Optimizing Proxy Usage for LLM Training and Web Scraping
Every website will have its own unique bot protection algorithm, which you can only figure out through trial-and-error. The algorithms will change frequently, so constant adaptation is part of the process. There are, however, general best practices that work with nearly every website:
1. Proxy rotation
Having a large number of proxies is a lifesaver, mostly because you can avoid a lot of the usual scraping hazards – IP bans, CAPTCHAs, and other restrictions. Setting up website-specific IP rotation (after some requests, visit the homepage first, then go to the target URL, then switch IP and do the same) will minimize data acquisition issues.
2. Human-like behavior
Scrapers can be extremely efficient, more so than any human.
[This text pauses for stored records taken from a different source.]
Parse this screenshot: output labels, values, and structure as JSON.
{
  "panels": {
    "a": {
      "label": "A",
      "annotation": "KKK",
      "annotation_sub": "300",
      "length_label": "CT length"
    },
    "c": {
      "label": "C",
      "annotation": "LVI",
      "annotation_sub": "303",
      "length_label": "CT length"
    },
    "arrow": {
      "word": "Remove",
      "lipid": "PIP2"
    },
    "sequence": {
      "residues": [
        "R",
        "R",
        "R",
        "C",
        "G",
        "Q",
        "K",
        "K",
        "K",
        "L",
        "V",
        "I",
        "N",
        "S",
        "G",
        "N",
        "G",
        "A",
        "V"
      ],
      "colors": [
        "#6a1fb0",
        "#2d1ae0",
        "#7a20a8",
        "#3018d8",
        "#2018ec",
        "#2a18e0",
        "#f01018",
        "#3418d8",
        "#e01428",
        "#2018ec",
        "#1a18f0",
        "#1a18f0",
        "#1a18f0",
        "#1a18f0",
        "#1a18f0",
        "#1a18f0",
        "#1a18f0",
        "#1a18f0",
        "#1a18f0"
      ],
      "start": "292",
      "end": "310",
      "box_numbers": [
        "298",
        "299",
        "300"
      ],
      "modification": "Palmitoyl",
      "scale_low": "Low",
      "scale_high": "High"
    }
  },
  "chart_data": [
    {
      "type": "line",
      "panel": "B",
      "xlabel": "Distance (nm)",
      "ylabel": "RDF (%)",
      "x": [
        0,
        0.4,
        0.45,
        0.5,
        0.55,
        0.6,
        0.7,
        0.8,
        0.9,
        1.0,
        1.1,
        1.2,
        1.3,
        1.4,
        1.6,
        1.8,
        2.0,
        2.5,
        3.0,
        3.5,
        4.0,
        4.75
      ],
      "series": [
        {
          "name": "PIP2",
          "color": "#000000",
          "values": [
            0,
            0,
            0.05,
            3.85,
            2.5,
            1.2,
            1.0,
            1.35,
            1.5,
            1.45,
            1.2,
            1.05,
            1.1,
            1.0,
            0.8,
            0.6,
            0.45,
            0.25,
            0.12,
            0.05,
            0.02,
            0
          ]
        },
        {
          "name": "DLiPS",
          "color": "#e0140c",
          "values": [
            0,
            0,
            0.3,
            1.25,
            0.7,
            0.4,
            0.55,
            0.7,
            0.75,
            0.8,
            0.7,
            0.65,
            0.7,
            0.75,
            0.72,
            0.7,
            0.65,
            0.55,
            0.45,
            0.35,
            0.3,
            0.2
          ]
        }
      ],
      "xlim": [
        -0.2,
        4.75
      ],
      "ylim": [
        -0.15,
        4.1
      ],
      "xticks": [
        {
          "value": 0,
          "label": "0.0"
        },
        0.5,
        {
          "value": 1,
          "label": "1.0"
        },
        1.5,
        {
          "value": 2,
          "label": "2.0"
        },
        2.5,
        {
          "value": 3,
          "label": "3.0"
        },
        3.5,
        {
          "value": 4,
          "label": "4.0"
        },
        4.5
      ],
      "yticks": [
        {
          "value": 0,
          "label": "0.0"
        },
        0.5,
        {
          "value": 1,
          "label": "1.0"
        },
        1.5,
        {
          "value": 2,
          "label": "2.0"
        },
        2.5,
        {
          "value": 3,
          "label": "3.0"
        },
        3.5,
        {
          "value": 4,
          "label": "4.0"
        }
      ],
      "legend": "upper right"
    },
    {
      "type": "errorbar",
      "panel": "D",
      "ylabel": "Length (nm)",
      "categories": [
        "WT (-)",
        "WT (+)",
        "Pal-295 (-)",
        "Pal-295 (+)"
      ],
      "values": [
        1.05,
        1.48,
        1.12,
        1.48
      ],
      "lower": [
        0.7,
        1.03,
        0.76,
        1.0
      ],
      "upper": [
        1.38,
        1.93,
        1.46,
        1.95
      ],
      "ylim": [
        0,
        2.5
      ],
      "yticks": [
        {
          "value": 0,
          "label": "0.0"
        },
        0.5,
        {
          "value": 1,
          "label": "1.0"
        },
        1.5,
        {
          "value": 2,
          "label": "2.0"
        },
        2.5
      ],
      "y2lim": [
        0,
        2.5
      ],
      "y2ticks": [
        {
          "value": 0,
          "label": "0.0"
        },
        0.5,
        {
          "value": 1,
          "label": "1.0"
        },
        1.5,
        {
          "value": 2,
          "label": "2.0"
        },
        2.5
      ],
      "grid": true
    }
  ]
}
But that also makes them easily detectable. Adding randomized and human-like behavior (e.g., scrolling, clicking, delays) to your web scraping solution will also reduce the likelihood of tripping up anti-bot algorithms.
3. Performance monitoring
Eventually, something will go wrong. Website layouts may change, IPs get banned, proxies stop working. Performance monitoring (such as the amount of data retrieved, HTTP response codes, etc) will save you a lot of time and effort down the road. It’s not immediately useful, but you’ll be glad you have it once things go awry.
4. Compliance
You’ll need to constantly keep tabs on the ever-evolving legal landscape, Terms of Service, and other intricacies to ensure you don’t get into trouble while scraping data for training purposes. Since so much data is required, you’ll need to keep tabs on the field fairly regularly.
Conclusion
There would be no LLMs without scraping and no scraping without proxies. As enticing as skipping over the most expensive part of data acquisition may sound, all projects that avoid proxies are bound to fail. Find a good provider that’ll let you keep costs low while also being highly responsive to your inquiries.
FAQ
What is an LLM proxy?
An LLM proxy is one that either helps with data acquisition for the model (and is integrated into the web scraping pipeline) or one that is integrated directly into the LLM to help access websites when required.
Are proxies legal for AI data collection?
Proxies themselves are legal in all cases. Data collection practices are somewhat limited by legislation (such as GDPR and CCPA), so it’s recommended that you first discuss your plans with a legal professional.
How do proxies prevent IP bans?
Proxies help you distribute requests through a larger pool of addresses, raising less suspicion. Additionally, if you do get banned, simply changing the proxy solves the problem.
Which proxy type is best for LLM training?
Residential proxies will power most of your data acquisition. They’re harder to detect, decently fast, and cover the entire world, so you can get localized data.